What follows is, on the whole, a pleasant surprise. The story is told in two parts. Parvati is the first and the shorter. She tells us about her deprived childhood in a reasonably civilised part of the Himalayan foothills. Her father dies young; her mother becomes tubercular and is sent to a sanatorium. Her uncle takes charge of her. He is the headmaster of a school at Nainital, and is made to sound slightly detestable.
He lives in a hideously-named house, "Wee Nooke", and under its roof, history teacher Salman promptly seduces the adolescent Parvati. He then disappears to America. Parvati enters into a platonic friendship with two pupils of the school, Lalit and Mukul. She is eventually married off to Lalit, who turns out to be homosexual and will not sleep with her. The object of his affections is Mukul, who has meanwhile fallen in love with her.

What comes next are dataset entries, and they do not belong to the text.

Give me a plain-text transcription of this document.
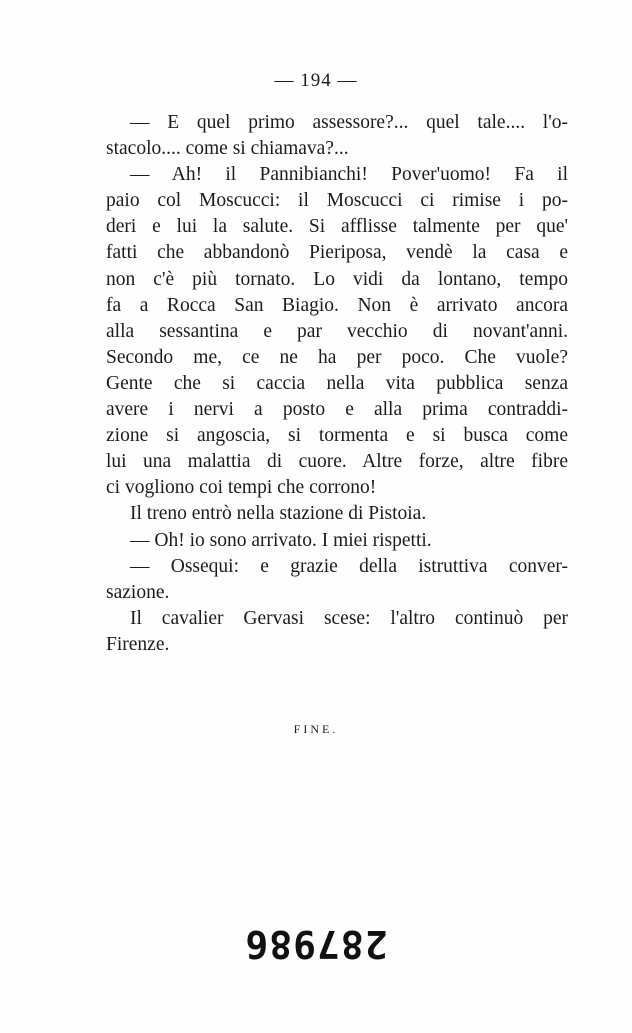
— 194 —
— E quel primo assessore?... quel tale.... l'o-
stacolo.... come si chiamava?...
— Ah! il Pannibianchi! Pover'uomo! Fa il
paio col Moscucci: il Moscucci ci rimise i po-
deri e lui la salute. Si afflisse talmente per que'
fatti che abbandonò Pieriposa, vendè la casa e
non c'è più tornato. Lo vidi da lontano, tempo
fa a Rocca San Biagio. Non è arrivato ancora
alla sessantina e par vecchio di novant'anni.
Secondo me, ce ne ha per poco. Che vuole?
Gente che si caccia nella vita pubblica senza
avere i nervi a posto e alla prima contraddi-
zione si angoscia, si tormenta e si busca come
lui una malattia di cuore. Altre forze, altre fibre
ci vogliono coi tempi che corrono!
Il treno entrò nella stazione di Pistoia.
— Oh! io sono arrivato. I miei rispetti.
— Ossequi: e grazie della istruttiva conver-
sazione.
Il cavalier Gervasi scese: l'altro continuò per
Firenze.
FINE.
287986
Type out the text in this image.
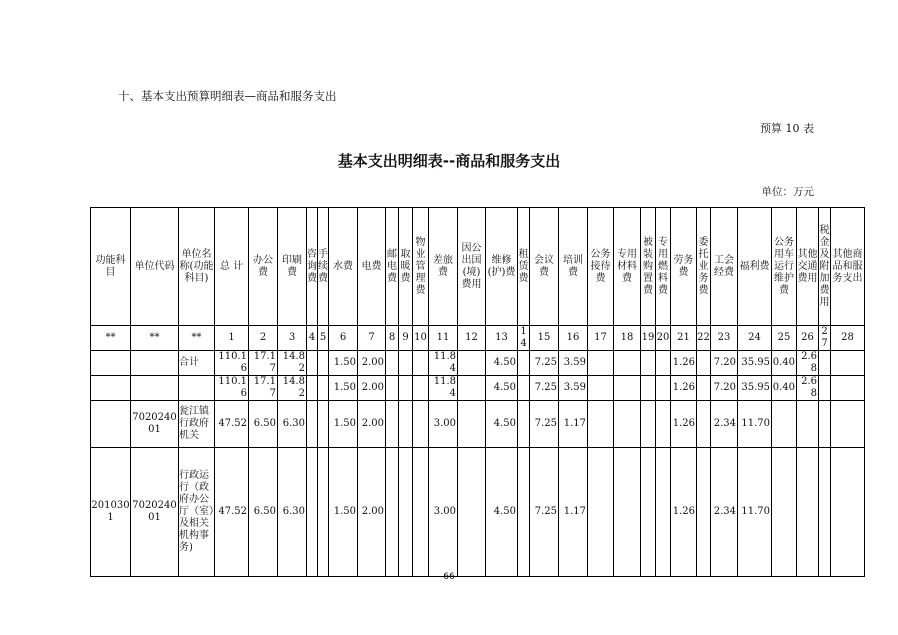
十、基本支出预算明细表—商品和服务支出
预算 10 表
基本支出明细表--商品和服务支出
单位：万元
功能科目	单位代码	单位名称(功能科目)	总 计	办公费	印刷费	咨询费	手续费	水费	电费	邮电费	取暖费	物业管理费	差旅费	因公出国(境)费用	维修(护)费	租赁费	会议费	培训费	公务接待费	专用材料费	被装购置费	专用燃料费	劳务费	委托业务费	工会经费	福利费	公务用车运行维护费	其他交通费用	税金及附加费用	其他商品和服务支出
**	**	**	1	2	3	4	5	6	7	8	9	10	11	12	13	14	15	16	17	18	19	20	21	22	23	24	25	26	27	28
		合计	110.16	17.17	14.82			1.50	2.00				11.84		4.50		7.25	3.59					1.26		7.20	35.95	0.40	2.68		
			110.16	17.17	14.82			1.50	2.00				11.84		4.50		7.25	3.59					1.26		7.20	35.95	0.40	2.68		
	702024001	瓮江镇行政府机关	47.52	6.50	6.30			1.50	2.00				3.00		4.50		7.25	1.17					1.26		2.34	11.70				
2010301	702024001	行政运行（政府办公厅（室）及相关机构事务)	47.52	6.50	6.30			1.50	2.00				3.00		4.50		7.25	1.17					1.26		2.34	11.70				
66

Instead of being sensible and sleeping with him, Parvati has an affair with her husband’s younger brother. Following Lalit’s sudden and convenient death of TB, she is delivered of a girl child, Irra. She then, apparently, goes mad. Several years later, her uncle dies and leaves all his property to Mukul. He, during these years, has achieved some measure of success in that he has become a petty bureaucrat in a minor branch of the UN, and lives in Hong Kong with his Eurasian wife.
But he still thinks he may be in love with Parvati. The second part of the book is told by him, as he describes his return to Nainital to claim his property and satisfy his curiosity. He finds Parvati insane and Irra now assumed to be his responsibility.
Mukul’s situation is grotesque and would be tragic if he did not reveal himself to be insufferably pompous. Gokhale describes his dilemma and how he solves it with delicate, precise irony. On the whole, despite the unavoidable Mills and Boon touches in the plot, I liked this novel.